I noticed recently that I’ve (almost) never used a local master branch in Git. I only use it in simple one-off playground repos that I don’t plan to support and never in professional development or in “serious” pet-projects.

So, is it really required?

I’d say: it’s mostly useless to have a local master branch in Git. I’ve googled and found this article by Alec Benzer and totally agree with what he said, but let me put it my own post.

Most probably your Git workflow forbids any pushes in the master branch on the server: it is either updated by pull requests or by a team member with special access permissions (“gatekeepers”). So, you rarely push your local master to its remote counterpart. Moreover, you’ll need to keep it in sync with the remote master or it will become stale. Extra work with no profit!

Every time you need a master use origin/master (assuming your remote is origin), just don’t forget to fetch the latest remote state.

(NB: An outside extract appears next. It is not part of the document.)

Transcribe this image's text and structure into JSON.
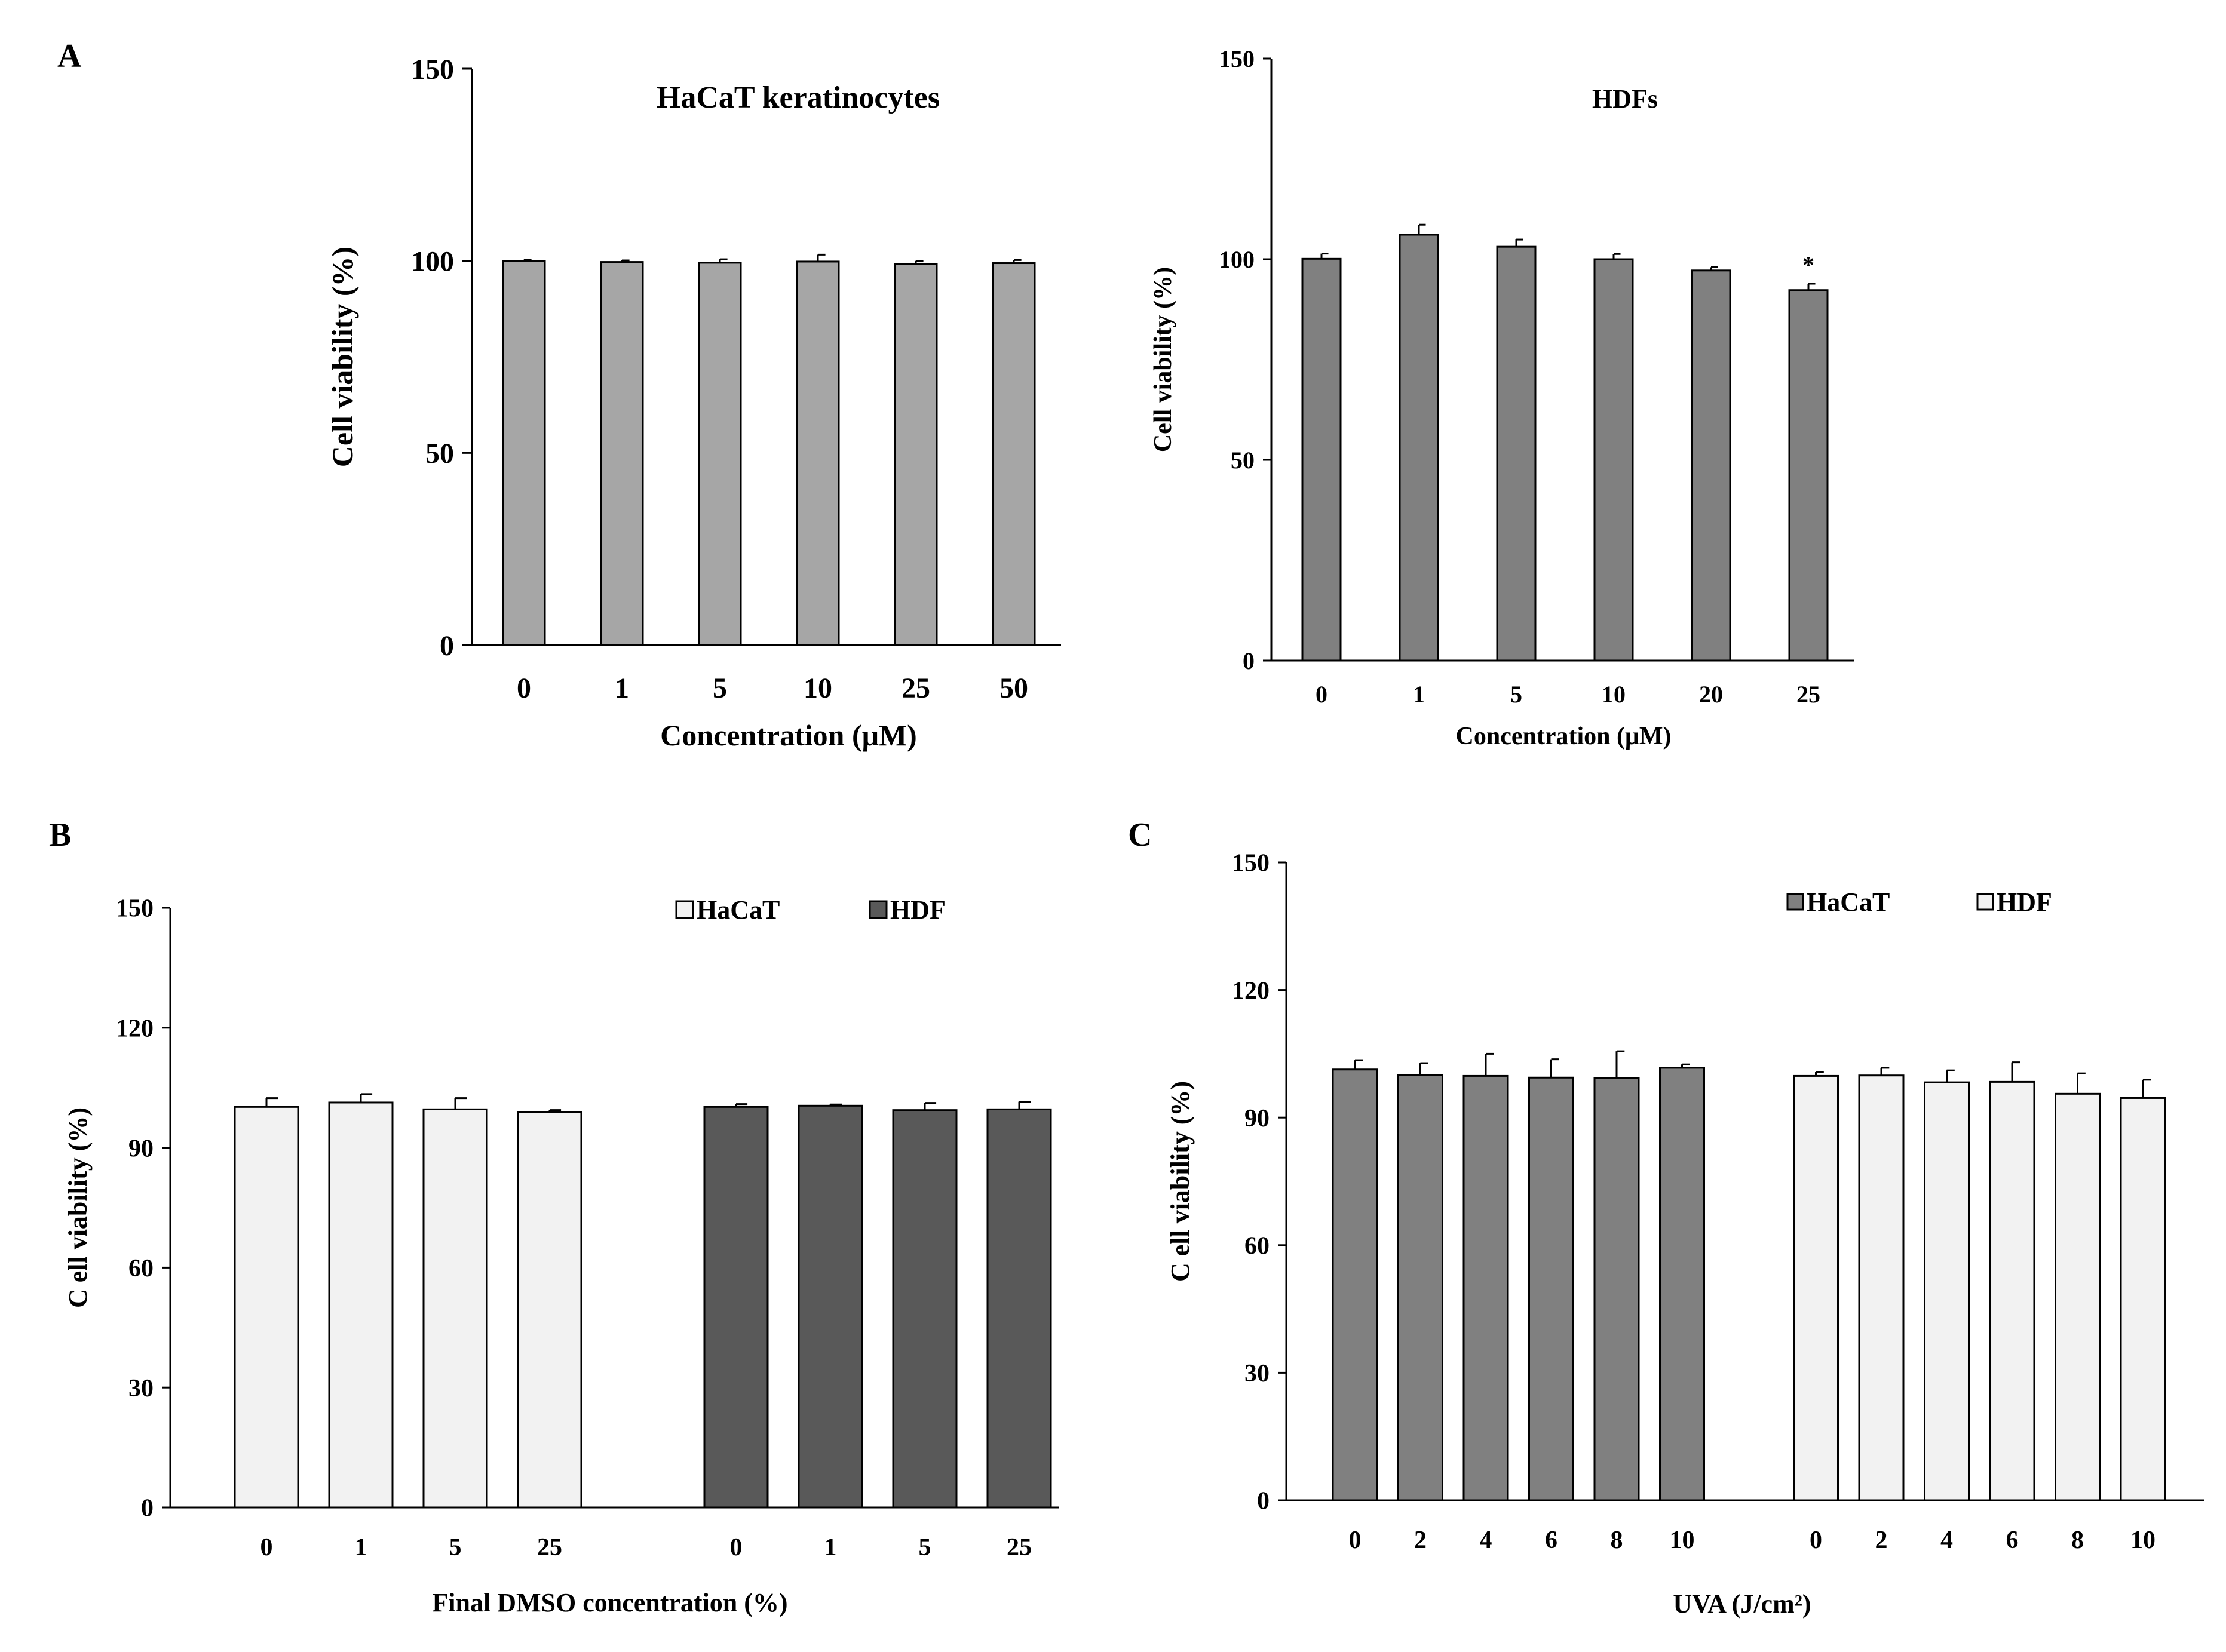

E.g. starting a new branch from master:

git checkout -b branch origin/master

Checking the difference between any branch and the latest master:

git diff origin/master branch

Rebasing you branch on the latest master:

git rebase origin/master branch

You can even checkout to the latest master without really checking out any branch:

git checkout origin/master

You’ll appear in a detached HEAD state and won’t be able to commit. Some tools like gradle-release plugin won’t work, but, hey!, do you really want to release from a local checkout?

Thanks for reading to the end. May your merges be conflictless!